As of April 2022, there were about 23,000 electric vehicles registered in Pennsylvania.

== Government policy ==
As of 2021, the state government's official policy goal is to have 100% of all new vehicle sales be electric by 2035.

As of May 2022, Pennsylvania offers tax rebates of up to $1,000 for electric vehicle purchases.

As of 2021, electric vehicles are subject to a tax of $0.0172 per kilowatt-hour of electricity of used.

As of 2021, there were 64 electric vehicles in the state fleet.

== Charging stations ==
As of October 2022, there were 1,203 public charging stations in Pennsylvania.
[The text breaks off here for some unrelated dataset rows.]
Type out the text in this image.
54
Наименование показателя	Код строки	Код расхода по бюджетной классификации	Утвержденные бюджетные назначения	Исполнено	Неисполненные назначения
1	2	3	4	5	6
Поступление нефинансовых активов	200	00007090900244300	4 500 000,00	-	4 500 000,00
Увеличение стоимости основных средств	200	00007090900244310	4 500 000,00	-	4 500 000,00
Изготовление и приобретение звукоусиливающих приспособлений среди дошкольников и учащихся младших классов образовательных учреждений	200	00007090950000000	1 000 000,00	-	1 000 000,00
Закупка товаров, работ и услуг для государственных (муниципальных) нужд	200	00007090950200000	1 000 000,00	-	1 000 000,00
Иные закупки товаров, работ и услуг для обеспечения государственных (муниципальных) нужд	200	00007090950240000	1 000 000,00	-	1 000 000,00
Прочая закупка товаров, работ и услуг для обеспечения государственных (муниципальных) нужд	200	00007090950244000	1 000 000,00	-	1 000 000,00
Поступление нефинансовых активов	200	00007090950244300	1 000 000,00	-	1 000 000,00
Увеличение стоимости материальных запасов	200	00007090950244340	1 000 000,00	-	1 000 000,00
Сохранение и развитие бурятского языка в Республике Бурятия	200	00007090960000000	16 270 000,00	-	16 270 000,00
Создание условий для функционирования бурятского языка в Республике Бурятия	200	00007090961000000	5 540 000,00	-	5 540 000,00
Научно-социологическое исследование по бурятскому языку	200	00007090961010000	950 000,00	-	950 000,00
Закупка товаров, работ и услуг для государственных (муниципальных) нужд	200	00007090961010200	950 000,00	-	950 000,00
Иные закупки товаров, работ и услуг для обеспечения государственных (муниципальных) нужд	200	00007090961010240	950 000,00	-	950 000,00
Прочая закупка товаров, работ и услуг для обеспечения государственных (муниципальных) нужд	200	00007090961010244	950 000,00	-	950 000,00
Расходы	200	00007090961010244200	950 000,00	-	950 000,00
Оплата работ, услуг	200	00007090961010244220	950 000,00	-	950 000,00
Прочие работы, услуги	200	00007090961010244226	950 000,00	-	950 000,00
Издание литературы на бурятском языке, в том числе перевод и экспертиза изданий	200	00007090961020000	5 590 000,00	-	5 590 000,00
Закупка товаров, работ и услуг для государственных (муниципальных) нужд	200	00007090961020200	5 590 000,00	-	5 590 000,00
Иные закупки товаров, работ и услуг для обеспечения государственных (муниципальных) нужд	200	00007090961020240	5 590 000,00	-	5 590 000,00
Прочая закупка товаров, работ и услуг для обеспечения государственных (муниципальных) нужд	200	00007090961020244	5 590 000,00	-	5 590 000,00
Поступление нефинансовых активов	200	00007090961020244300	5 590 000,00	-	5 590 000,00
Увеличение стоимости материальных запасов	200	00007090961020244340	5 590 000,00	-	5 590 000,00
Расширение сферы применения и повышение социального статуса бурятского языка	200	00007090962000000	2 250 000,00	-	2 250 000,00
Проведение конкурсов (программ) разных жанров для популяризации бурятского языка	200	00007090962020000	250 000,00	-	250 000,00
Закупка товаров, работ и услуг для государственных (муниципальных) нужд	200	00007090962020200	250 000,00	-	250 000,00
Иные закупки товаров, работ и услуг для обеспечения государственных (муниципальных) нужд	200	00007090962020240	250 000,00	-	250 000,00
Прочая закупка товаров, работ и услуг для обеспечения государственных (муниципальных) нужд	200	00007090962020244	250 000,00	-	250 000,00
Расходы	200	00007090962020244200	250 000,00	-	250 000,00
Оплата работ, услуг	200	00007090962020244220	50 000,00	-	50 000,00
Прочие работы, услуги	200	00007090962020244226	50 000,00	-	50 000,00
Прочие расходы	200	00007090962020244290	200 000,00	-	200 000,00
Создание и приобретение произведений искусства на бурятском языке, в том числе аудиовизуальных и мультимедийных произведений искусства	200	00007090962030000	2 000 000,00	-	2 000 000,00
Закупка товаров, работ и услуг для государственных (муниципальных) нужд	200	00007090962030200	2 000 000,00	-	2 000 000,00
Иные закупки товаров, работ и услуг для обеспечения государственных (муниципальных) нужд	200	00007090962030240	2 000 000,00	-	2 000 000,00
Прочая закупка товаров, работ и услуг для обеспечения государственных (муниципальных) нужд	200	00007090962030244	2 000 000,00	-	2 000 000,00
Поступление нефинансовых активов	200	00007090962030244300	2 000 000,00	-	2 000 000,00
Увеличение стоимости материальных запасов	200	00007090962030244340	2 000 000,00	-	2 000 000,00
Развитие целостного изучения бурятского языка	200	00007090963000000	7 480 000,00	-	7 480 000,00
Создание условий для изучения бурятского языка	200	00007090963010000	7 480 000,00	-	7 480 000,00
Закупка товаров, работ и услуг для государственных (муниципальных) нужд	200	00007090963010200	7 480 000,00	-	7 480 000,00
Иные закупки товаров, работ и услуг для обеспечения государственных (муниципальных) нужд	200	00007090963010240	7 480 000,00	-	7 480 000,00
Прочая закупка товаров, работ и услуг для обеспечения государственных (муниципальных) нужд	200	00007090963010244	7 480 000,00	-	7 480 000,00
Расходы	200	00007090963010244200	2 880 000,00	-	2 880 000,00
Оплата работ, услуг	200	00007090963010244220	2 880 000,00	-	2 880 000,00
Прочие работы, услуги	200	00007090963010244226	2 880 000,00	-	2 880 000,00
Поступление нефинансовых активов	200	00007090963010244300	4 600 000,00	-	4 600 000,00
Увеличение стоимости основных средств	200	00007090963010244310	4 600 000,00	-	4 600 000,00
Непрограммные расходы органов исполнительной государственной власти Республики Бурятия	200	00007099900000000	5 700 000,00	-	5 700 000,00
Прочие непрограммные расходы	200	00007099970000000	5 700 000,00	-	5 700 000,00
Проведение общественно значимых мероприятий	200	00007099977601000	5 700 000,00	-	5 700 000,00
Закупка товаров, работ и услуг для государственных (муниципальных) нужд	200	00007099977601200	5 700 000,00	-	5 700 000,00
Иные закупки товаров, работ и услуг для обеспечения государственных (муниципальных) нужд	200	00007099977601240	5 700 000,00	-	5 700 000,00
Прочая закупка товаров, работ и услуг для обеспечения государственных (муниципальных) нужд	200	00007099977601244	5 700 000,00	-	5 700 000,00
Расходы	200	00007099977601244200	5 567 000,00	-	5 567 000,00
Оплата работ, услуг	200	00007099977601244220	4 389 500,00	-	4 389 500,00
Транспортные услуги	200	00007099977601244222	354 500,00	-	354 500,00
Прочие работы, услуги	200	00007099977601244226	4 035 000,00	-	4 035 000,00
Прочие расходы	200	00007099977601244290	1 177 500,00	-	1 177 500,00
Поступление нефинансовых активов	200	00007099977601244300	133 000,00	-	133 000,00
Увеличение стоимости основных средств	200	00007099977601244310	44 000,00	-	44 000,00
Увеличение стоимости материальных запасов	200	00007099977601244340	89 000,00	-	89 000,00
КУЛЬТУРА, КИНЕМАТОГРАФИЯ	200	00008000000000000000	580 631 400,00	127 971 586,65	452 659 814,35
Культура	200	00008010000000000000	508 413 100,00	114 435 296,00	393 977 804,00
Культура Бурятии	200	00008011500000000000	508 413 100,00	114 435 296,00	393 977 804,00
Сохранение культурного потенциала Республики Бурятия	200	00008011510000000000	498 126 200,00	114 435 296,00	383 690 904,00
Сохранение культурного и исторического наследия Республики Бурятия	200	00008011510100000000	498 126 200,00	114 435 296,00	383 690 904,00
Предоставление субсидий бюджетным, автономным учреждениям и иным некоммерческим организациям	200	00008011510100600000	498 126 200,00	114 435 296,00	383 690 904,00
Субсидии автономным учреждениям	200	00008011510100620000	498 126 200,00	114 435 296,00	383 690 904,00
The Infrastructure Investment and Jobs Act, signed into law in November 2021, allocates to electric vehicle charging stations in Pennsylvania.

== Public opinion ==
A 2022 poll conducted by Centrist Democrats of America of Pennsylvania voters showed that 6% of respondents were "very likely" to purchase an electric vehicle in the next two to three years.

== By region ==

=== Erie ===
As of November 2020, there were 210 electric vehicles registered in Erie County.

=== Philadelphia ===
As of April 2022, there were 108 public charging stations in Philadelphia.

In 2022, EVgo announced a partnership with the city to support electrification of its entire municipal fleet.

=== Pittsburgh ===
In November 2021, the Allegheny County Police Department introduced an electric vehicle, becoming the first police department in Pennsylvania to do so.